The SS Badger has two basic options if they wish to survive after this date: they can find some alternative to burning coal as a fuel or find an alternative method of getting rid of their coal ash.
At the July 12, 2010 Ludington City Council meeting, it was divulged that the Lake Michigan Carferry had requested the city's assistance in applying for federal funding to convert the vessel's coal-fired propulsion system to an EPA-approved diesel system. The total cost would be $16 million, $14 million to come from the grant, with the city as the fiduciary.
Many of you may remember that when the high-speed Diesel ferry that travels between Muskegon-Milwaukee asked for $14.5 million of guaranteed loans from the government back in 2004 to start up operations there was (rightly) indignation by the Lake Michigan Carferry (LMC), owner of the SS Badger, over the unfairness of it all, since Charles Conrad had used only his personal funds to reinvigorate the SS Badger. Why now does the LMC decide to put the taxpayer's money at risk to fund changing a national historic landmark from a romantic, nostalgic coal-fired steam ship to just another annoying Diesel boat?
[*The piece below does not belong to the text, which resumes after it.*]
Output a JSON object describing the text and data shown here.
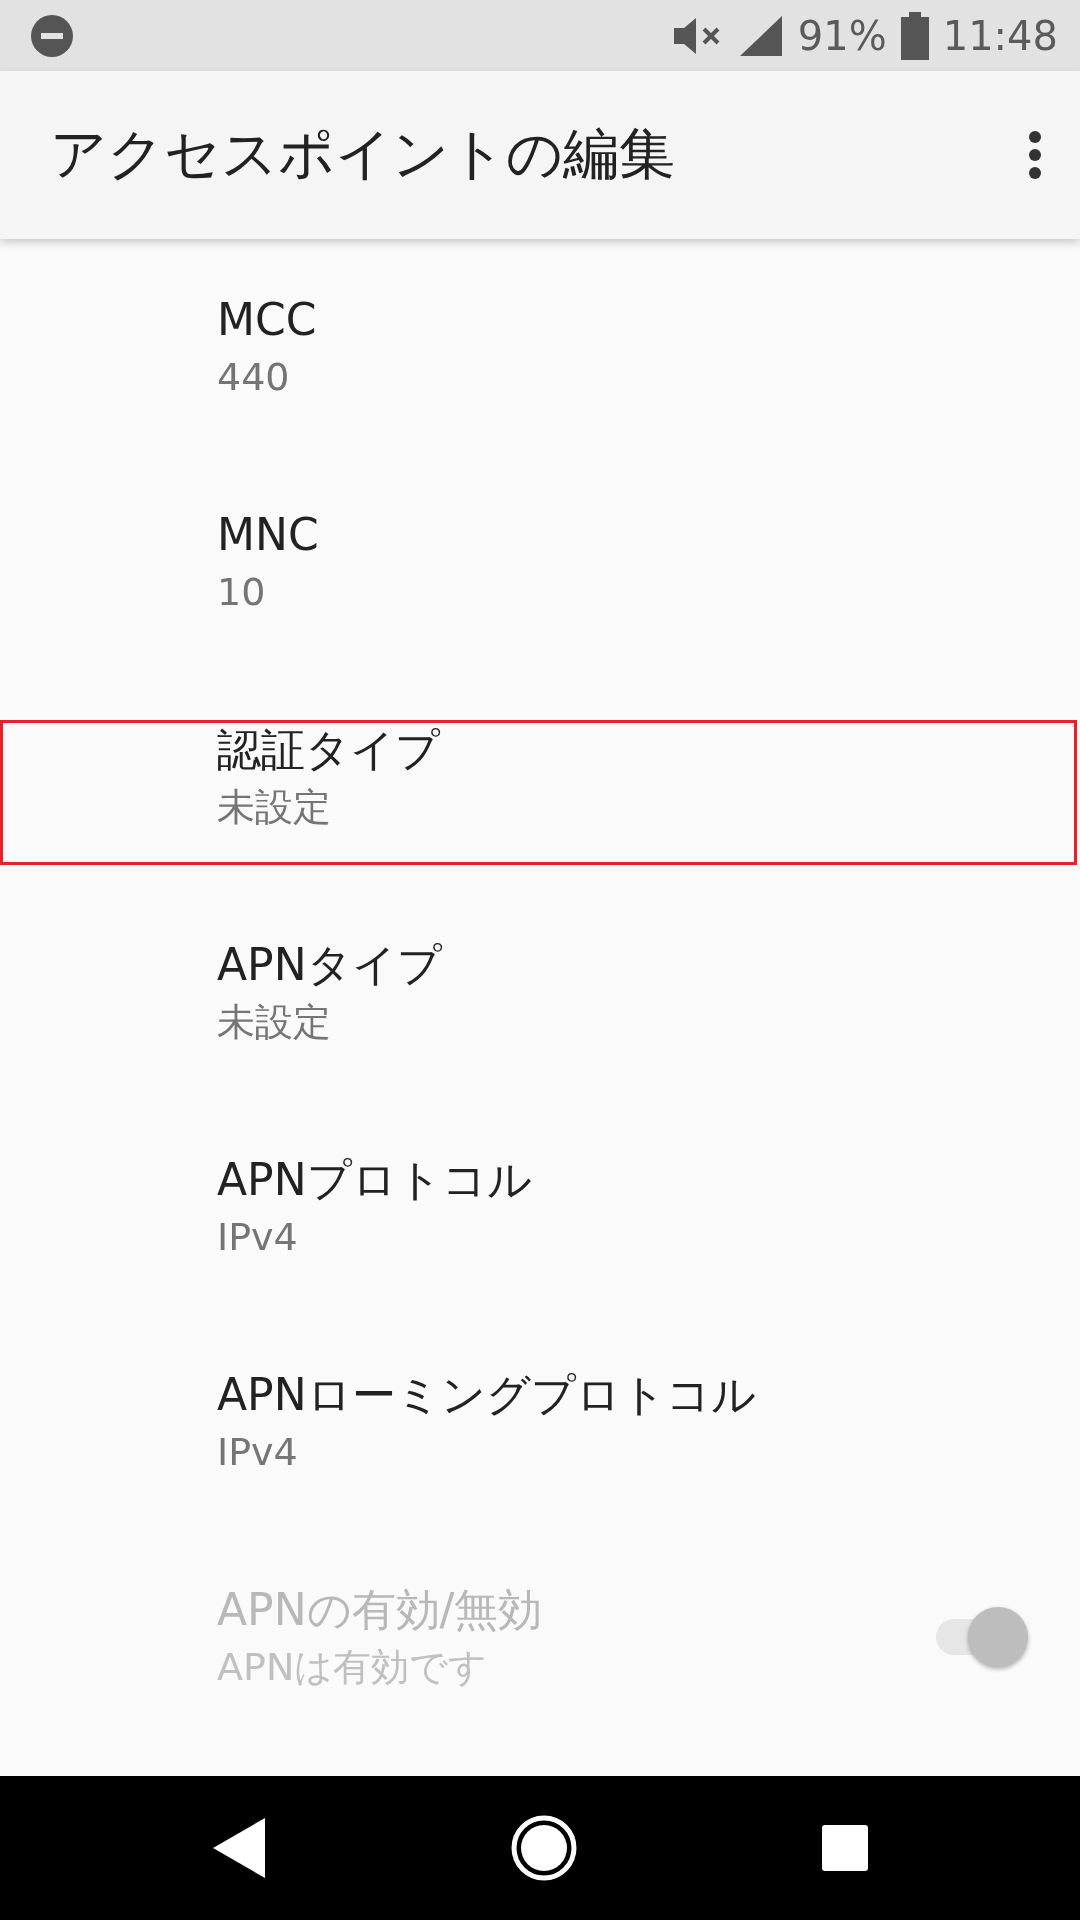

I think Charles Conrad must be rolling over in his grave at such a notion. But I do believe the EPA has a point-- the LMC should not be dumping coal ash slurry into the lake, whether it is a hazardous material or not, and should have been either dumping this coal ash in a lined landfill all along, or finding a way to recycle it (coal ash recycling into building materials has been a lucrative business where it has been tried).
If the LMC does get this grant, does switch over to Diesel, it will have lost its soul, and will likely find a bunch of patrons that will navigate elsewhere. My advice to LMC Chairman Manglitz: Quit dumping this stuff in our lake, and start getting rid of it responsibly and in accordance with the Clean Water Act. If you want Diesel, fund it without taxpayer funds.